Make ASFS the neighborhood school for Cherrydale instead of putting those kids on a bus. Make Taylor the neighborhood school for Lyon Village. A lot of LV families will decide to send their kids to Key just to have a geographically convenient school, the way Ashlawn and McKinley-zoned families apply to ATS not because they are in love with the program but because dropoff is on the way to work.


THIS!! Key (for my family) is super convenient for drop-off/pick-up than the Taylor which is a rather far distance (plus, opposite to my commuting direction) from where we live (zoned for Taylor but closer to Key).


Except most families don't want immersion. Most just want a regular neighborhood school.

With so many kids concentrated right there (from Rosslyn to Clarendon) it makes the most sense to make the Key building a neighborhood school to minimize busing.


Okay, but what if the kids who are concentrated from Rosslyn to Clarendon would prefer Immersion to neighborhood school? I mean, not to be crass, but I think the reason Key even became an Immersion school in the first place was because of the high number of Latino students in the vicinity. If those students are still there in large enough numbers, I don't think it makes sense to move the Immersions program further away from them.

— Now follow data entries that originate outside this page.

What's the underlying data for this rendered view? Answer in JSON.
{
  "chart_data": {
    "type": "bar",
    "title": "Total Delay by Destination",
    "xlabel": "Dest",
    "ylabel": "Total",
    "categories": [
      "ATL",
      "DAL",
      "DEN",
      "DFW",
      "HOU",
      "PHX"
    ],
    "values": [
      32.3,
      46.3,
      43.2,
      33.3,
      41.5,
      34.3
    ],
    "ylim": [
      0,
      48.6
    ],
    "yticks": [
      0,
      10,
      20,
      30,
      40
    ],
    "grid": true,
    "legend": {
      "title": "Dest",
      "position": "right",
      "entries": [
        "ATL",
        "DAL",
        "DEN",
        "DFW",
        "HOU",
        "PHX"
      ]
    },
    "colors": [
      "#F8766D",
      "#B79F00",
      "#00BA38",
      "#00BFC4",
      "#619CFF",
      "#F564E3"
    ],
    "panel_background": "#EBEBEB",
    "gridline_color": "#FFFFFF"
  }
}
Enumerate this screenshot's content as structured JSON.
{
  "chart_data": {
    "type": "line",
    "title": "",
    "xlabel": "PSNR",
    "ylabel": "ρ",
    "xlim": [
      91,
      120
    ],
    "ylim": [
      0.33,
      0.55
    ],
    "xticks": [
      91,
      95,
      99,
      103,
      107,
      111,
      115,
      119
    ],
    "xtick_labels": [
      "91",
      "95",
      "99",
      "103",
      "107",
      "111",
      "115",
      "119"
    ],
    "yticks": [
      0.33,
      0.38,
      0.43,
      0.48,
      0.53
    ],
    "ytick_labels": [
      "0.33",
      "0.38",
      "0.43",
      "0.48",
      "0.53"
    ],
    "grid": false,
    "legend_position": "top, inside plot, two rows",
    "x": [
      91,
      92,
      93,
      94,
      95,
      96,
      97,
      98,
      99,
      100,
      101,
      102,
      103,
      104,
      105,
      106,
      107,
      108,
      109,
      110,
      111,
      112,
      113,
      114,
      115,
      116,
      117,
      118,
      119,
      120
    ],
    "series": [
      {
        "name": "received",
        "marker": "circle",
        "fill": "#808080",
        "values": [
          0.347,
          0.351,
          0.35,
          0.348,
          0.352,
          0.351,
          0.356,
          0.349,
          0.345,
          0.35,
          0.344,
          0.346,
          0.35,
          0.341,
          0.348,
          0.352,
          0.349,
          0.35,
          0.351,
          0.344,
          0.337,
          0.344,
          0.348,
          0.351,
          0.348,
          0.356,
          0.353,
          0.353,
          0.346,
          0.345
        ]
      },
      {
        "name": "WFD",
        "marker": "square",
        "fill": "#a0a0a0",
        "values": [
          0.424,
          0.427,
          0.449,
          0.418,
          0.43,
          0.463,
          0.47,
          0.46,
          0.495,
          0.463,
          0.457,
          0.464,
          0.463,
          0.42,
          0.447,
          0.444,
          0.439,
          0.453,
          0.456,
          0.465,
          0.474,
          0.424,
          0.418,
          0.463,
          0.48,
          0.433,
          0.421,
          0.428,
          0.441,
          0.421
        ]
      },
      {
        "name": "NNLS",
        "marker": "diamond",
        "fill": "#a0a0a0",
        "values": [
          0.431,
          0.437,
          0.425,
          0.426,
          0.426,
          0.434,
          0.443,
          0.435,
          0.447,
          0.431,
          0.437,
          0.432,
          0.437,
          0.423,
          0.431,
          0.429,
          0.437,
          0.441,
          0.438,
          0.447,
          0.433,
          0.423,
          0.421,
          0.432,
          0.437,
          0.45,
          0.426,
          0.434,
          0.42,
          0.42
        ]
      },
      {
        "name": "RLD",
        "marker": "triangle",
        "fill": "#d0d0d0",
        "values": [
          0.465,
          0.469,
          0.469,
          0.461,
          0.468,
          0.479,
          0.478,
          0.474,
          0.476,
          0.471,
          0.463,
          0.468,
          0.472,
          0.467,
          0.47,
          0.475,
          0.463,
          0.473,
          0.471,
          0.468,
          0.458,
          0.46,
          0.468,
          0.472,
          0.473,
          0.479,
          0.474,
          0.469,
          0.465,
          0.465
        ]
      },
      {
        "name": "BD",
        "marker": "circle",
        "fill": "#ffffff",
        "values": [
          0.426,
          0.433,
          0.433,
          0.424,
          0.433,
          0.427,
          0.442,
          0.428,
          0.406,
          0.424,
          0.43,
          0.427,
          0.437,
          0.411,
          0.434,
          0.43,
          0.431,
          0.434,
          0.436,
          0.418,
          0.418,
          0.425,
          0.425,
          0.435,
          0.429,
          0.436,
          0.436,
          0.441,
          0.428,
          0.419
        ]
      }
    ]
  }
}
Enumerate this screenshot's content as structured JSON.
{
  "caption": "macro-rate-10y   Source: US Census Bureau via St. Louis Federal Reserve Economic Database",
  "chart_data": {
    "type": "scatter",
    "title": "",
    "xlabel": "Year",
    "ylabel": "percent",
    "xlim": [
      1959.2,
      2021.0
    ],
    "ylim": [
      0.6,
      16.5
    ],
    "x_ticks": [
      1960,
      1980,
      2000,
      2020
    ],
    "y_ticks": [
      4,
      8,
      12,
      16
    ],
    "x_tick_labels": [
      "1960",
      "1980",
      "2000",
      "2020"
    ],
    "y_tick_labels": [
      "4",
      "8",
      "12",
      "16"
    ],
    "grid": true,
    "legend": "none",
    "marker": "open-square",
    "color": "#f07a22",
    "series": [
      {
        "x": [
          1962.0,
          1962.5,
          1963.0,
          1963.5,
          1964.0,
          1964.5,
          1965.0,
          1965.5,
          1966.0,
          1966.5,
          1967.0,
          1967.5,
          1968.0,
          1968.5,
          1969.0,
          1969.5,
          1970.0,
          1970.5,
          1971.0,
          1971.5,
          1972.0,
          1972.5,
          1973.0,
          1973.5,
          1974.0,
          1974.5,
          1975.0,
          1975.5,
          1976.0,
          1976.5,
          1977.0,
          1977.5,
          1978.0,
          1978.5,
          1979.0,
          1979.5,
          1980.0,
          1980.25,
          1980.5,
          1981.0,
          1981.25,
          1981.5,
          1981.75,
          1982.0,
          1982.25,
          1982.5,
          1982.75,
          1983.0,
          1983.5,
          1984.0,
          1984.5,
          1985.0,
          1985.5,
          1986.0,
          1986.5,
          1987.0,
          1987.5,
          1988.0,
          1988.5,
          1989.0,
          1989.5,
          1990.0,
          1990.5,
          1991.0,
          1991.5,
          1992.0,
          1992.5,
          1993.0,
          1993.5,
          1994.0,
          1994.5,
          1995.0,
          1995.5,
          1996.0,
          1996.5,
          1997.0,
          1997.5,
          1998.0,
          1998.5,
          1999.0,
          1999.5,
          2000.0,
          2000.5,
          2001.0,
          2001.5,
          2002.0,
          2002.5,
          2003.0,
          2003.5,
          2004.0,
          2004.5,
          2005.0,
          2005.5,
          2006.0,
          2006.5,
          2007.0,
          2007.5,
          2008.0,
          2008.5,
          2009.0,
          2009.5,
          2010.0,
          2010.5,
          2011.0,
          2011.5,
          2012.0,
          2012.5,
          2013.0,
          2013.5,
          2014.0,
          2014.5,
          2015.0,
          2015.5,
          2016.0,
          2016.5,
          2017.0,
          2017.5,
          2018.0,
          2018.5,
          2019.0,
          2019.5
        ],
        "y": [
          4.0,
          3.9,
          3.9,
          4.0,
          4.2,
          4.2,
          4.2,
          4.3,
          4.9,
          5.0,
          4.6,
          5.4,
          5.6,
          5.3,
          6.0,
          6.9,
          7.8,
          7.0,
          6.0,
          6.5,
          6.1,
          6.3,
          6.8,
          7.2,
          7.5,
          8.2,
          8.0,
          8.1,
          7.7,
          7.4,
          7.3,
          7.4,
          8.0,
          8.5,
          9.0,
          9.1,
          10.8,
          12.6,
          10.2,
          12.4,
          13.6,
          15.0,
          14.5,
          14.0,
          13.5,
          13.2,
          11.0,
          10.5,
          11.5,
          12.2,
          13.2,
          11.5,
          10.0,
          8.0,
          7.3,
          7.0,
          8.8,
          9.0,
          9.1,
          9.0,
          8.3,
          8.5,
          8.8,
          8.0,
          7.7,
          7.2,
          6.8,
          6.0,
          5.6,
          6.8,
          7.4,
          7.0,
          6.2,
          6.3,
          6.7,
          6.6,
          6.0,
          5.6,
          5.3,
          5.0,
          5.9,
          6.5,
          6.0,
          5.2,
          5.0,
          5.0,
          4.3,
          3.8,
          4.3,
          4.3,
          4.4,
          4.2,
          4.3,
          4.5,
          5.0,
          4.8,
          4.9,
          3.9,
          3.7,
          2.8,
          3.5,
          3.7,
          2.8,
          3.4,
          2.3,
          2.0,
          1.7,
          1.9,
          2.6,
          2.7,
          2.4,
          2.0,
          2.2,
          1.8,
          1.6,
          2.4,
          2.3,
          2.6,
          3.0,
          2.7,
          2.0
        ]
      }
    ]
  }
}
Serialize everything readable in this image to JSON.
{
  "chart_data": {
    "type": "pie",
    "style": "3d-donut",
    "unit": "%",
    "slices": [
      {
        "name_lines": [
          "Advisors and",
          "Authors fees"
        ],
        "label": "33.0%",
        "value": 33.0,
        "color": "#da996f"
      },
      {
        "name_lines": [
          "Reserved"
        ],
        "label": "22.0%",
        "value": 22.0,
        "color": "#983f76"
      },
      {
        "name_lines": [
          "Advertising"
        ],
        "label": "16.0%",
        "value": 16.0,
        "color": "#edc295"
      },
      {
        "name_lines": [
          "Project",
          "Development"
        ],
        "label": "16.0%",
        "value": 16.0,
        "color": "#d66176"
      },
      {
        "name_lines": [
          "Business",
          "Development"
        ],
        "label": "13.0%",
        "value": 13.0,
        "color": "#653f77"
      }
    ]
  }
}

Agreed on this. Plus the lower-income parents (who statistically include more of the Latino parents) are much more likely to need to use public transportation due to lack of a car, so Key's location near the Metro is helpful.
Anonymous
Anonymous wrote:
Anonymous wrote:
Anonymous wrote:
Anonymous wrote:

Make ASFS the neighborhood school for Cherrydale instead of putting those kids on a bus. Make Taylor the neighborhood school for Lyon Village. A lot of LV families will decide to send their kids to Key just to have a geographically convenient school, the way Ashlawn and McKinley-zoned families apply to ATS not because they are in love with the program but because dropoff is on the way to work.


THIS!! Key (for my family) is super convenient for drop-off/pick-up than the Taylor which is a rather far distance (plus, opposite to my commuting direction) from where we live (zoned for Taylor but closer to Key).


Except most families don't want immersion. Most just want a regular neighborhood school.

With so many kids concentrated right there (from Rosslyn to Clarendon) it makes the most sense to make the Key building a neighborhood school to minimize busing.


Okay, but what if the kids who are concentrated from Rosslyn to Clarendon would prefer Immersion to neighborhood school? I mean, not to be crass, but I think the reason Key even became an Immersion school in the first place was because of the high number of Latino students in the vicinity. If those students are still there in large enough numbers, I don't think it makes sense to move the Immersions program further away from them.


I think the demographics have changed significantly since then. If you look at the transfers report for the most recent school year, it's showing 343 students at Key who identify as Hispanic, 159 of whom are transfers. That leaves 184 in zone Hispanic students (page 22 as marked in corner of page on this doc: http://www.apsva.us/wp-content/uploads/2015/03/Transfer-Report-2016-17.pdf). Compare that to the 510 students at ASFS from Key zone (page 9 of same doc, all ethinicities) who have a demonstrated interest in choosing a de facto neighborhood school over an immersion school. Additionally, once Key is all lottery, the Hispanic students in the current Key zone aren't guaranteed admission there anymore anyway. I also ignored the 96 inbound non-Hispanic students at Key in my analysis above, since they are also losing preference.

Anyway, that's what I can figure out on the latest demographics. Once they start changing lines, these numbers wiggle around since they aren't at the planning unit level. This may not be enough reason in itself to move a program, but I don't think the concentration of Hispanic students in Key Zone is a compelling argument to keep it there vs somewhere else, either.